Zwar geht sie inzwischen nicht mehr so weit, wie in BIKINI KILL-Anfangstagen und taucht mit kaputten oder absichtlich nicht gestimmten Instrumenten im Studio auf (wer mehr wissen will, führt sich die Hanna-Doku „The Punk Singer“ zu Gemüte), gänzlich nach den Regeln der klassischen School of Testosteron-Rock spielt sie aber auch mit JULIE RUIN nicht.
„An manchen Stellen einer Performance will ich eben, dass meine Stimme bewirkt, dass das Publikum das Gefühl hat, seine Haut würde sich schälen“ – mit dieser Aussage von SLEATER-KINNEY-Frontfrau Corin Tucker dürfte Hanna sich uneingeschränkt identifizieren können.
Von der Zugänglichkeit und Tanzbarkeit von LE TIGRE, Hannas erster Post-BIKINI KILL-Band, ist „Hit Reset“ jedenfalls meilenweit entfernt. Lediglich „I decide“ könnte man gewisse Hit- und Ohrwurmqualitäten zugestehen.
Eine weitere Gemeinsamkeit, die sich BIKINI KILL und JULIE RUIN teilen, sind die in die Texte eingearbeiteten feministischen Botschaften. Diese brodeln allerdings nicht, wie damals, direkt an der Oberfläche, sondern sind locker fluffig in eine dicke Schicht aus Ironie und Sarkasmus eingepackt.
„Cause I can play electric guitar / While shaving my legs in a moving car“, jepp, Hardly Art-Labelmates CHASTITY BELT und TACOCAT lassen grüßen. Neben solchen und ähnlichen Kalauern scheinen manche Texte ganz Hanna-untypisch inhaltlich sehr viel persönlicher ausgefallen zu sein, einige auch ungewohnt kryptisch.
Auf die angekündigten Videoclips zum Album darf man in diesem Zusammenhang gespannt sein. Ja, richtig, man könnte mir an dieser Stelle vorwerfen, dass ich JULIE RUIN nur auf Kathleen Hanna reduziere, mit Kathi Wilcox, Sara Landeau, Carmine Covelli und Kenny Mellman aber noch vier andere Bandmitglieder an Bord sind.

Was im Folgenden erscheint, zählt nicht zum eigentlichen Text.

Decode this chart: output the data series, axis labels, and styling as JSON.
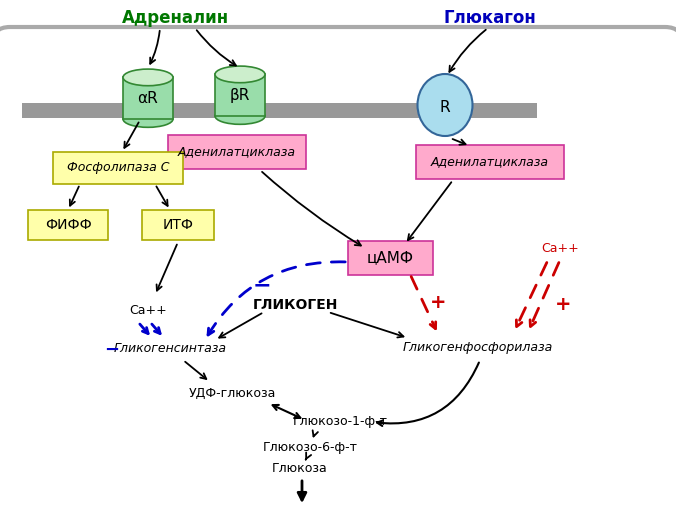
{
  "adrenalin_label": "Адреналин",
  "adrenalin_color": "#007700",
  "glucagon_label": "Глюкагон",
  "glucagon_color": "#0000bb",
  "receptor_fill": "#99ddaa",
  "receptor_border": "#338833",
  "receptor_R_fill": "#aaddee",
  "receptor_R_border": "#336699",
  "fosfolipaza_label": "Фосфолипаза C",
  "fosfolipaza_fill": "#ffffaa",
  "fosfolipaza_border": "#aaaa00",
  "adenilat_label": "Аденилатциклаза",
  "adenilat_fill": "#ffaacc",
  "adenilat_border": "#cc3399",
  "fiff_label": "ФИФФ",
  "itf_label": "ИТФ",
  "yellow_fill": "#ffffaa",
  "yellow_border": "#aaaa00",
  "camf_label": "цАМФ",
  "camf_fill": "#ffaacc",
  "camf_border": "#cc3399",
  "glikogen_label": "ГЛИКОГЕН",
  "glikogensintaza_label": "Гликогенсинтаза",
  "glikogenfosforilaза_label": "Гликогенфосфорилаза",
  "udf_label": "УДФ-глюкоза",
  "glukoso1_label": "Глюкозо-1-ф-т",
  "glukoso6_label": "Глюкозо-6-ф-т",
  "glukoza_label": "Глюкоза",
  "ca_label": "Ca++",
  "blue_color": "#0000cc",
  "red_color": "#cc0000",
  "black": "#000000",
  "gray_cell": "#aaaaaa",
  "membrane_color": "#999999"
}
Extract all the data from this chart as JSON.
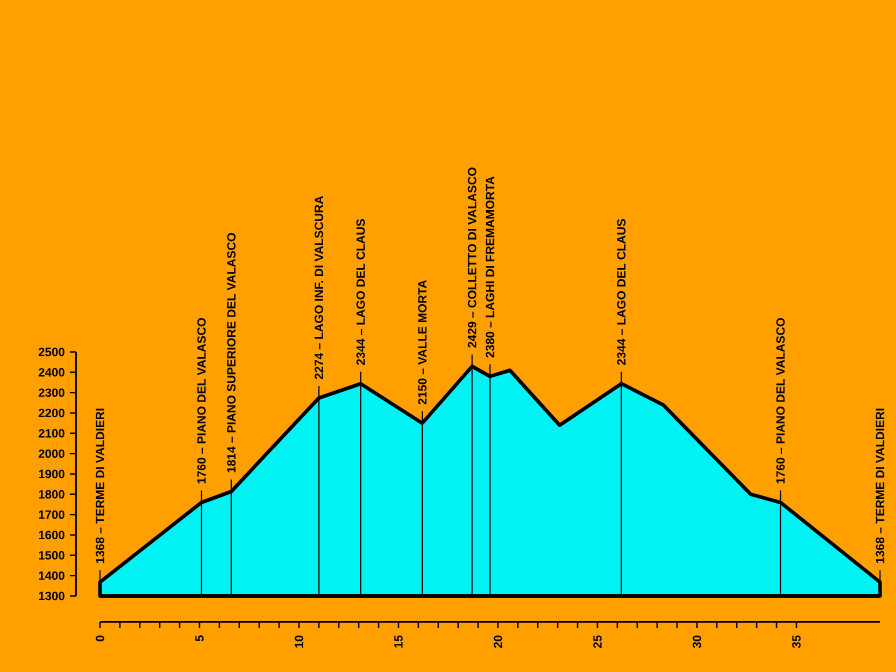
{
  "chart_data": {
    "type": "area",
    "x": [
      0,
      5.1,
      6.6,
      11.0,
      13.1,
      16.2,
      18.7,
      19.6,
      20.6,
      23.1,
      26.2,
      28.3,
      32.7,
      34.2,
      39.2
    ],
    "values": [
      1368,
      1760,
      1814,
      2274,
      2344,
      2150,
      2429,
      2380,
      2410,
      2140,
      2344,
      2240,
      1800,
      1760,
      1368
    ],
    "color": "#00f2f2",
    "xlim": [
      0,
      39.2
    ],
    "xticks": [
      0,
      5,
      10,
      15,
      20,
      25,
      30,
      35
    ],
    "ylim": [
      1300,
      2500
    ],
    "yticks": [
      1300,
      1400,
      1500,
      1600,
      1700,
      1800,
      1900,
      2000,
      2100,
      2200,
      2300,
      2400,
      2500
    ],
    "grid": false,
    "marker": "none",
    "line_style": "solid",
    "annotations": [
      {
        "text": "1368 – TERME DI VALDIERI",
        "x": 0,
        "y": 1368
      },
      {
        "text": "1760 – PIANO DEL VALASCO",
        "x": 5.1,
        "y": 1760
      },
      {
        "text": "1814 – PIANO SUPERIORE DEL VALASCO",
        "x": 6.6,
        "y": 1814
      },
      {
        "text": "2274 – LAGO INF. DI VALSCURA",
        "x": 11.0,
        "y": 2274
      },
      {
        "text": "2344 – LAGO DEL CLAUS",
        "x": 13.1,
        "y": 2344
      },
      {
        "text": "2150 – VALLE MORTA",
        "x": 16.2,
        "y": 2150
      },
      {
        "text": "2429 – COLLETTO DI VALASCO",
        "x": 18.7,
        "y": 2429
      },
      {
        "text": "2380 – LAGHI DI FREMAMORTA",
        "x": 19.6,
        "y": 2380
      },
      {
        "text": "2344 – LAGO DEL CLAUS",
        "x": 26.2,
        "y": 2344
      },
      {
        "text": "1760 – PIANO DEL VALASCO",
        "x": 34.2,
        "y": 1760
      },
      {
        "text": "1368 – TERME DI VALDIERI",
        "x": 39.2,
        "y": 1368
      }
    ]
  }
}
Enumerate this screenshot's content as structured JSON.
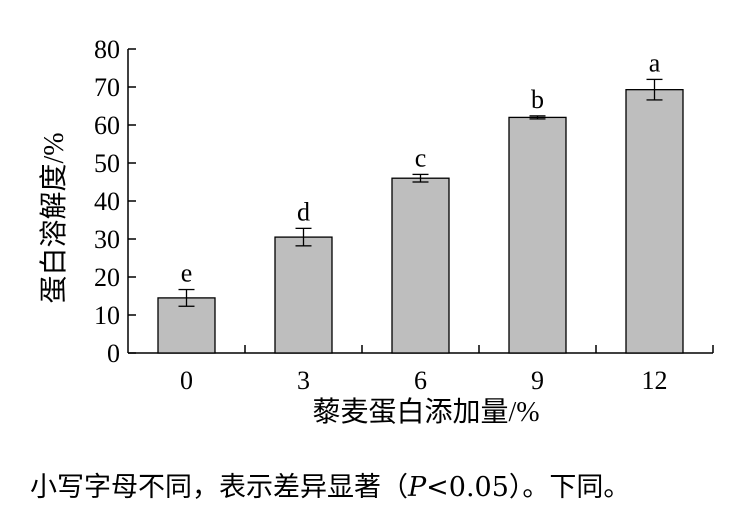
{
  "chart_data": {
    "type": "bar",
    "categories": [
      "0",
      "3",
      "6",
      "9",
      "12"
    ],
    "values": [
      14.5,
      30.5,
      46.0,
      62.0,
      69.3
    ],
    "errors": [
      2.2,
      2.3,
      1.0,
      0.4,
      2.7
    ],
    "significance": [
      "e",
      "d",
      "c",
      "b",
      "a"
    ],
    "xlabel": "藜麦蛋白添加量/%",
    "ylabel": "蛋白溶解度/%",
    "ylim": [
      0,
      80
    ],
    "yticks": [
      "0",
      "10",
      "20",
      "30",
      "40",
      "50",
      "60",
      "70",
      "80"
    ],
    "grid": false,
    "legend": "none",
    "bar_color": "#bebebe",
    "edge_color": "#000000"
  },
  "caption": {
    "before": "小写字母不同，表示差异显著（",
    "p_symbol": "P",
    "after": "<0.05）。下同。"
  }
}
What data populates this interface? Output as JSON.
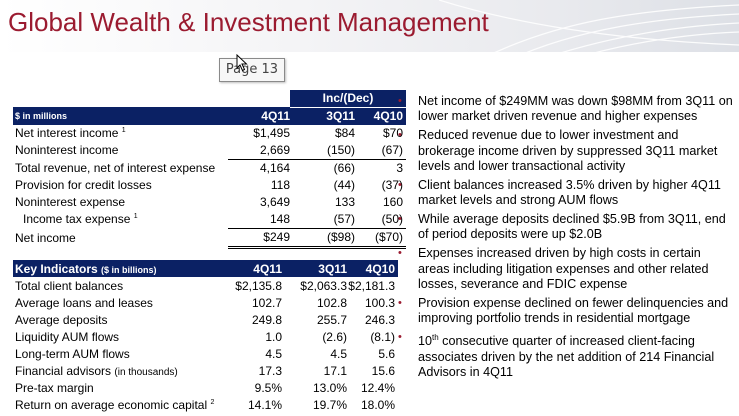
{
  "header": {
    "title": "Global Wealth & Investment Management",
    "tooltip": "Page 13"
  },
  "financials": {
    "group_header": "Inc/(Dec)",
    "units_label": "$ in millions",
    "columns": [
      "4Q11",
      "3Q11",
      "4Q10"
    ],
    "rows": [
      {
        "label": "Net interest income",
        "sup": "1",
        "values": [
          "$1,495",
          "$84",
          "$70"
        ]
      },
      {
        "label": "Noninterest income",
        "sup": "",
        "values": [
          "2,669",
          "(150)",
          "(67)"
        ]
      },
      {
        "label": "Total revenue, net of interest expense",
        "sup": "",
        "values": [
          "4,164",
          "(66)",
          "3"
        ]
      },
      {
        "label": "Provision for credit losses",
        "sup": "",
        "values": [
          "118",
          "(44)",
          "(37)"
        ]
      },
      {
        "label": "Noninterest expense",
        "sup": "",
        "values": [
          "3,649",
          "133",
          "160"
        ]
      },
      {
        "label": "Income tax expense",
        "sup": "1",
        "values": [
          "148",
          "(57)",
          "(50)"
        ]
      },
      {
        "label": "Net income",
        "sup": "",
        "values": [
          "$249",
          "($98)",
          "($70)"
        ]
      }
    ]
  },
  "key_indicators": {
    "header_label": "Key Indicators",
    "header_units": "($ in billions)",
    "columns": [
      "4Q11",
      "3Q11",
      "4Q10"
    ],
    "rows": [
      {
        "label": "Total client balances",
        "note": "",
        "sup": "",
        "values": [
          "$2,135.8",
          "$2,063.3",
          "$2,181.3"
        ]
      },
      {
        "label": "Average loans and leases",
        "note": "",
        "sup": "",
        "values": [
          "102.7",
          "102.8",
          "100.3"
        ]
      },
      {
        "label": "Average deposits",
        "note": "",
        "sup": "",
        "values": [
          "249.8",
          "255.7",
          "246.3"
        ]
      },
      {
        "label": "Liquidity AUM flows",
        "note": "",
        "sup": "",
        "values": [
          "1.0",
          "(2.6)",
          "(8.1)"
        ]
      },
      {
        "label": "Long-term AUM flows",
        "note": "",
        "sup": "",
        "values": [
          "4.5",
          "4.5",
          "5.6"
        ]
      },
      {
        "label": "Financial advisors",
        "note": "(in thousands)",
        "sup": "",
        "values": [
          "17.3",
          "17.1",
          "15.6"
        ]
      },
      {
        "label": "Pre-tax margin",
        "note": "",
        "sup": "",
        "values": [
          "9.5%",
          "13.0%",
          "12.4%"
        ]
      },
      {
        "label": "Return on average economic capital",
        "note": "",
        "sup": "2",
        "values": [
          "14.1%",
          "19.7%",
          "18.0%"
        ]
      }
    ]
  },
  "bullets": [
    {
      "text": "Net income of $249MM was down $98MM from 3Q11 on lower market driven revenue and higher expenses"
    },
    {
      "text": "Reduced revenue due to lower investment and brokerage income driven by suppressed 3Q11 market levels and lower transactional activity"
    },
    {
      "text": "Client balances increased 3.5% driven by higher 4Q11 market levels and strong AUM flows"
    },
    {
      "text": "While average deposits declined $5.9B from 3Q11, end of period deposits were up $2.0B"
    },
    {
      "text": "Expenses increased driven by high costs in certain areas including litigation expenses and other related losses, severance and FDIC expense"
    },
    {
      "text": "Provision expense declined on fewer delinquencies and improving portfolio trends in residential mortgage"
    },
    {
      "text_pre": "10",
      "text_sup": "th",
      "text": " consecutive quarter of increased client-facing associates driven by the net addition of 214 Financial Advisors in 4Q11"
    }
  ],
  "colors": {
    "title": "#9b1b30",
    "header_bg": "#0b2164",
    "bullet": "#9b1b30"
  }
}
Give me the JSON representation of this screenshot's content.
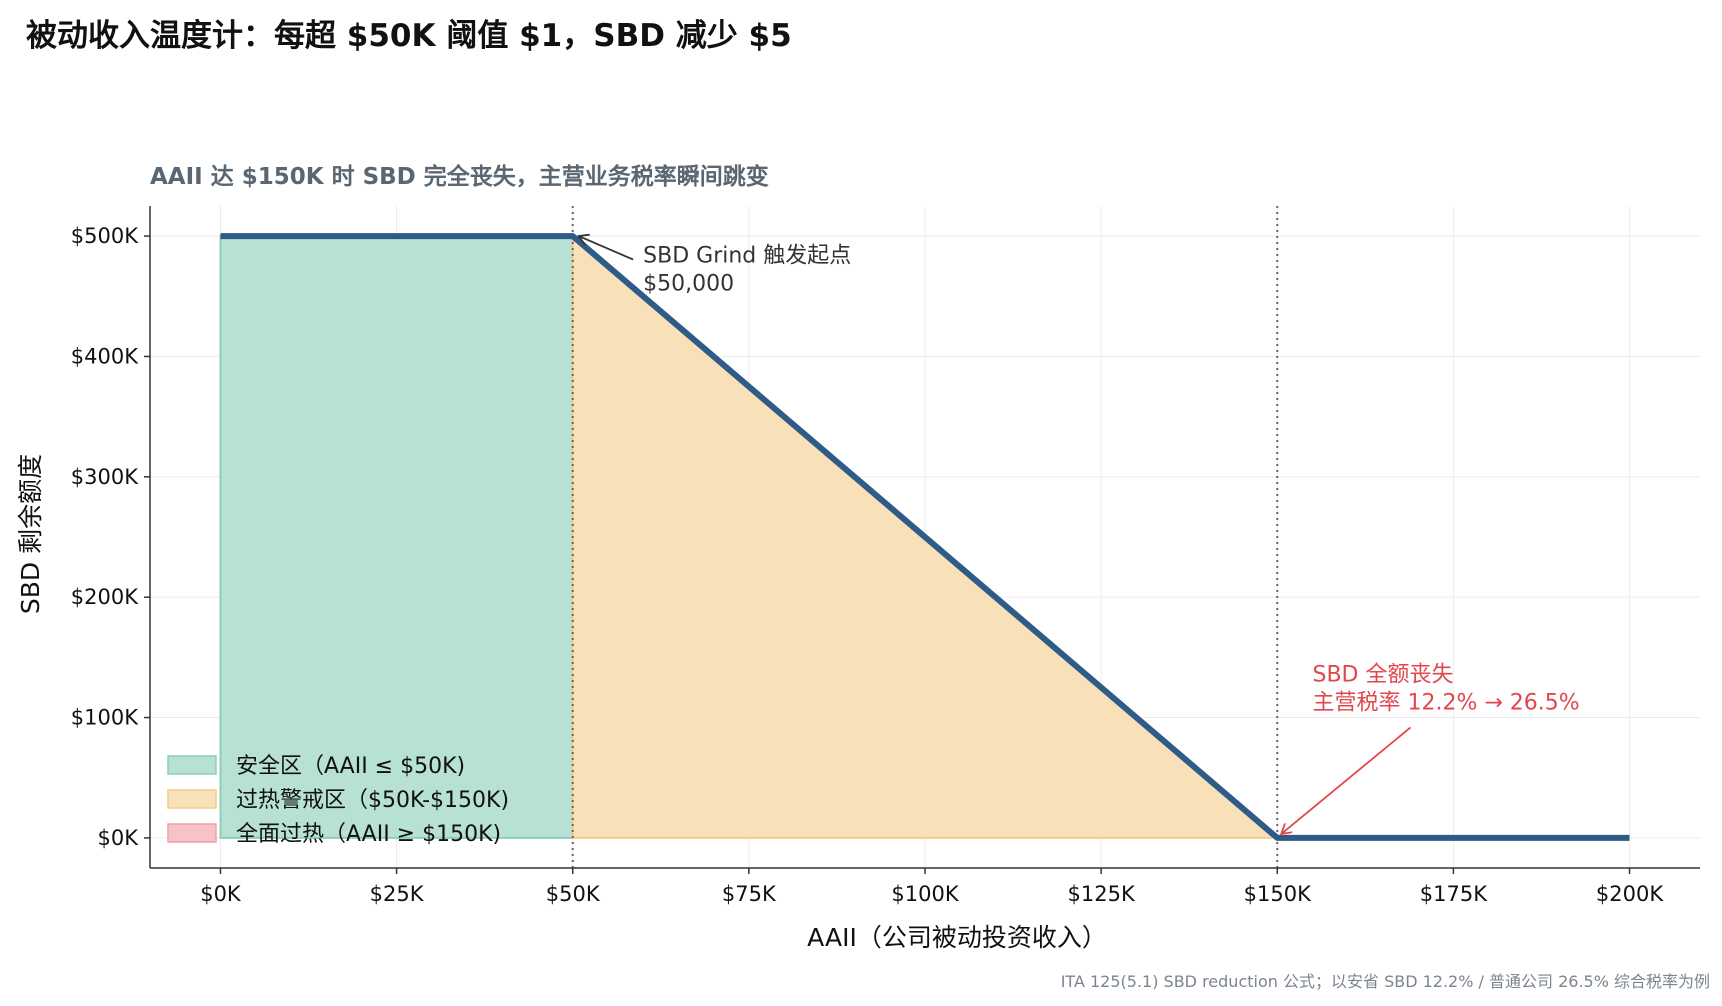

Stimmt. Allerdings nur, weil Hanna sie in die Band hineinmanövriert hat. Das seit Ende 2009 existierende Projekt ist also tatsächlich ihre Kopfgeburt. Die instrumentale Vielseitigkeit der übrigen Bandmitglieder trägt aber wesentlich zum Abwechslungsreichtum des Albums bei und lässt Hannas zeitweise stark gewöhnungsbedürftige Spielereien mit ihrem aktuellen Lieblingstool Gesangseffektgerät schneller sacken.
In der Kurzfassung: „Hit Reset“ wütet ungehemmt in sämtlichen Spielwiesen alternativer Gitarrenmusik und schreckt dabei nicht vor Dissonanzen und Widersprüchen zurück. Und das ist nun mal nichts für harmoniebedürftige Weichflöten.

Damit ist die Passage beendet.